Ces dernières années, le quartet américain a été marqué par de nombreux événements : après la sortie de « Nothing As The Ideal » en 2020, la pandémie de COVID stoppe l’activité de nombreux artistes. Des tensions émergent au sein du groupe de Nashville avant que le batteur et co-fondateur, Robby Staebler, n’annonce son départ en 2024. Coup dur pour ALL THEM WITCHES. Des débats agitent les trois autres membres au sujet de la tournée à venir : que faire ? Tout arrêter ou tenter de poursuivre l’aventure pour ne pas décevoir les publics, tourneurs, organisateurs, etc. ? Heureusement pour nous, la seconde option s’est avérée plus efficace que prévue : le batteur Christian Powers, initialement censé assurer les parties de batterie pendant la tournée, s’entend tellement bien avec Ben McLeod (guitare), Charles Michael Parks Jr. (chant, basse) et Allan Van Cleave (claviers) que la magie opère. L’alchimie est de nouveau présente entre les quatre hommes qui, immédiatement, retournent en studio pour enregistrer un nouvel album. « House Of Mirrors » est sorti le 29 mai et marque l’entrée de ALL THEM WITCHES dans une nouvelle ère musicale.
Dès le premier regard, un changement nous frappe : la pochette de l’album montre, non pas une composition sombre et psychédélique comme Robby Staebler avait l’habitude de les dessiner, mais les quatre silhouettes des membres du groupe au line-up renouvelé. Elles sont vibrantes, comme sous les effets d’une pédale de fuzz. Enfin, le rouge profond choisi pour colorer la photo achève de marquer une rupture : ALL THEM WITCHES a changé pour mieux avancer. Et pour cause : « House Of Mirrors » est tout ce que n’était pas « Nothing As The Ideal » : chaleureux, dansant, groovy. Le heavy psych stoner blues du groupe de Nashville est toujours là mais, cette fois, il est davantage tourné vers les mélodies obsédantes et les refrains qui, dès la première écoute, entrent par une oreille pour ne plus quitter notre esprit pendant des mois. Les atmosphères aussi sombres que splendides ont eu leur période de gloire. Désormais, place à un nouvel équilibre entre une guitare au lead puissant, une basse qui attire la lumière, des claviers plus discrets et une batterie plus affûtée.
Le début de "Red Rocking Chair" semble reprendre là où "Rats In Ruin" s’était arrêté avec une ligne de guitare entêtante et un chant presque plaintif qui sont vite rejoints par le reste du groupe. Avec ses airs de faux calme, ce titre d’ouverture a tout d’un faux ami : la voix profonde et la basse fuzzée sont bien là. Pourtant, quelque chose a changé : la guitare ressort davantage, l’énergie de la batterie est comme renouvelée et les claviers apportent leur dose de mystère. C’est pendant "Culling Line" qu’on comprend soudain ce qui nous arrive : on se met à danser, d’abord discrètement, sur le groove de la batterie et de la basse, avant de chanter la ligne de guitare dont la magie est sublimée par les claviers. Lancez "Aethernet" et essayez de ne pas danser. C’est impossible tellement la guitare bluesy et le chant, sans réverb’, sont puissants. On ne l’avait pas vu venir et pourtant, ALL THEM WITCHES l’a fait : partir vers la lumière d’un paysage presque désertique, même si on est encore d’un stoner brûlant.

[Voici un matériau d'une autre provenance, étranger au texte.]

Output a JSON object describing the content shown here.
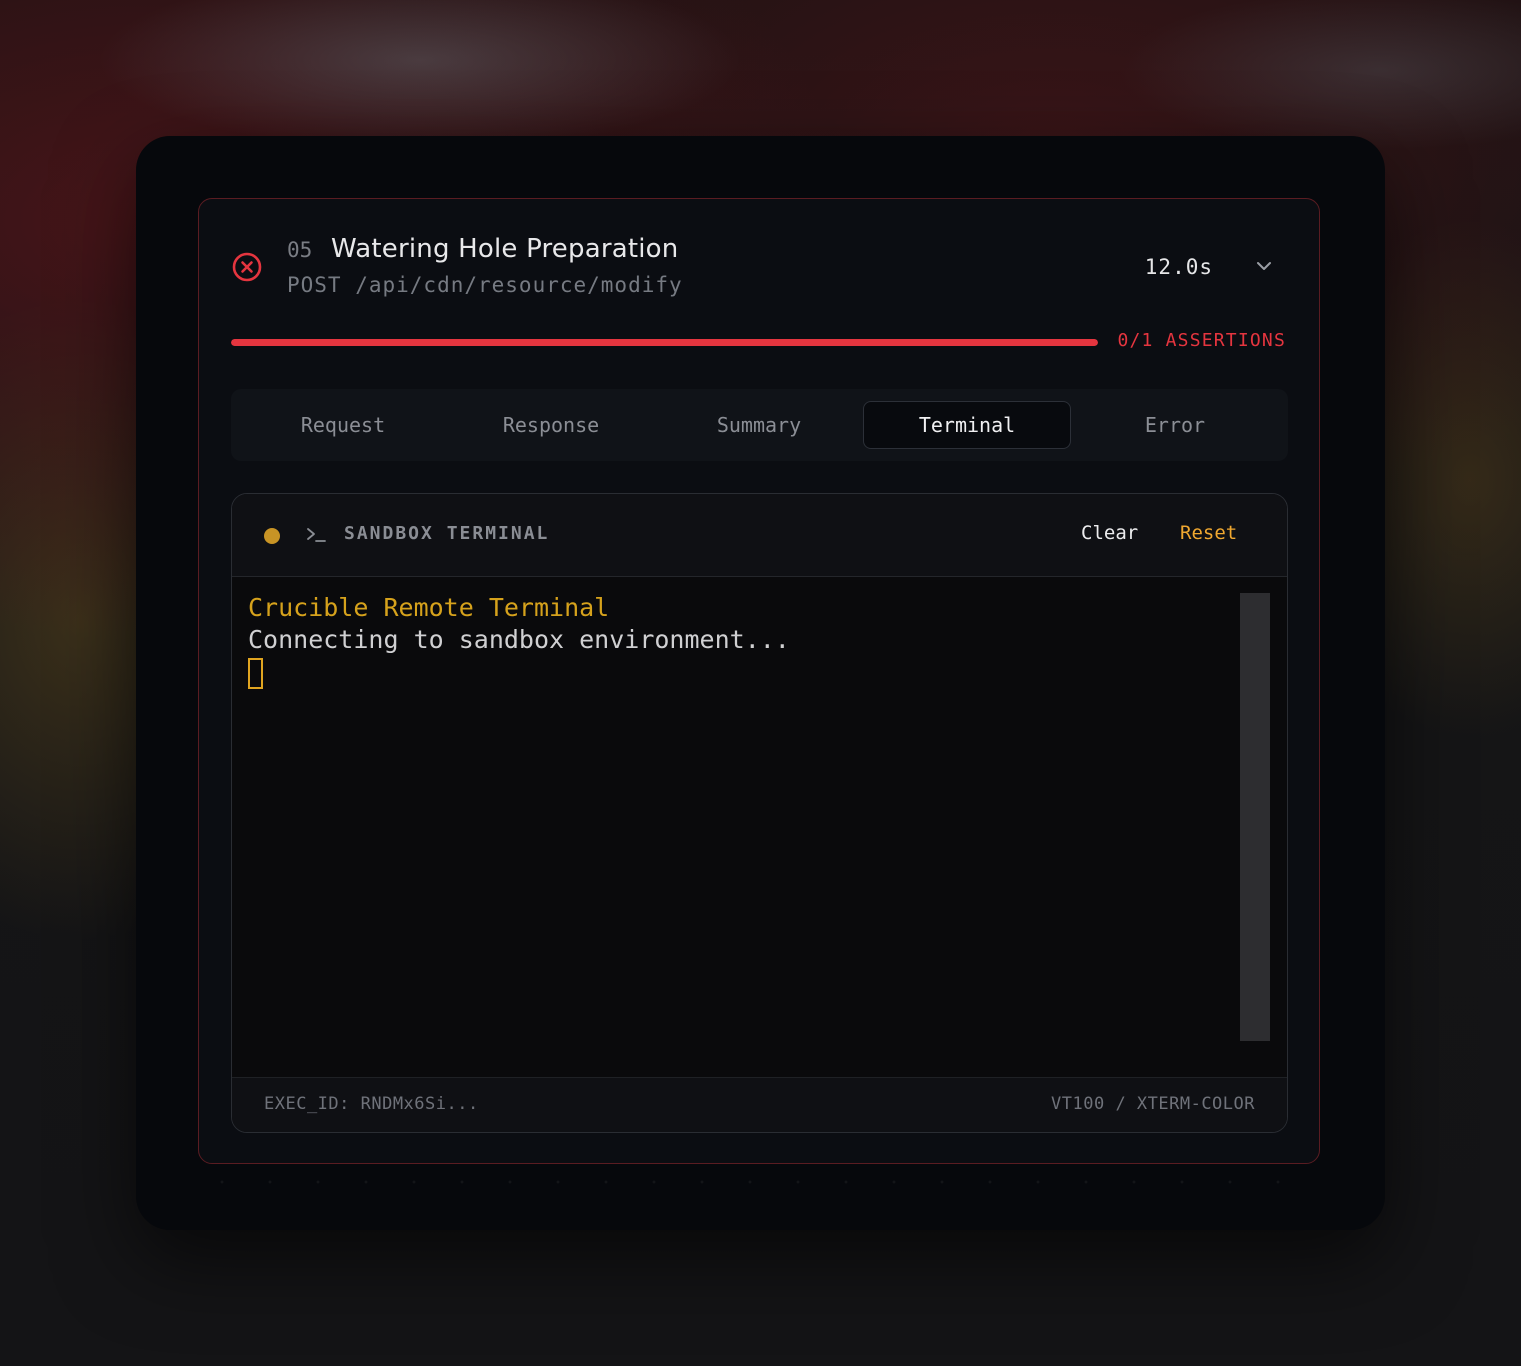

Tout au long des dix titres, l’envie de danser nous reprend, au point où on ne veut plus sortir de ce disque. Pourquoi partir quand "Hold Up, Say What" nous attrape par la main pour nous entraîner le long des riffs de guitare ? Pourquoi s’en aller quand on peut simplement se laisser porter par la mélodie doucement étouffée de "Go-getter" et ses claviers mélancoliques ? Pourquoi arrêter l’écoute quand on peut se faire renverser par la force des contrastes de "Starting Line" avant de tomber sous le charme du chant suave de "Turn On The Light" ? Pourquoi résister à l’alternance entre chant et contre-chant du chaleureux "Angel On The Wayside" ?
On peut expliquer une partie du charme qu’exerce ALL THEM WITCHES par le talent du groupe, album après album, à dessiner un son qui sonne juste et qui va droit au cœur en notamment s’attachant les faveurs des oreilles amatrices du rock de QUEENS OF THE STONE AGE. Mais il serait réducteur de comparer le groupe de Nashville à une autre formation, quelle qu’elle soit. À ce jour, personne n’arrive à mêler avec autant de brio le rock, le blues, le stoner et le heavy psych. On peut se réjouir que le quartet ait décidé de poursuivre ses aventures musicales et célébrer cette nouvelle ère en écoutant « House Of Mirrors » en boucle.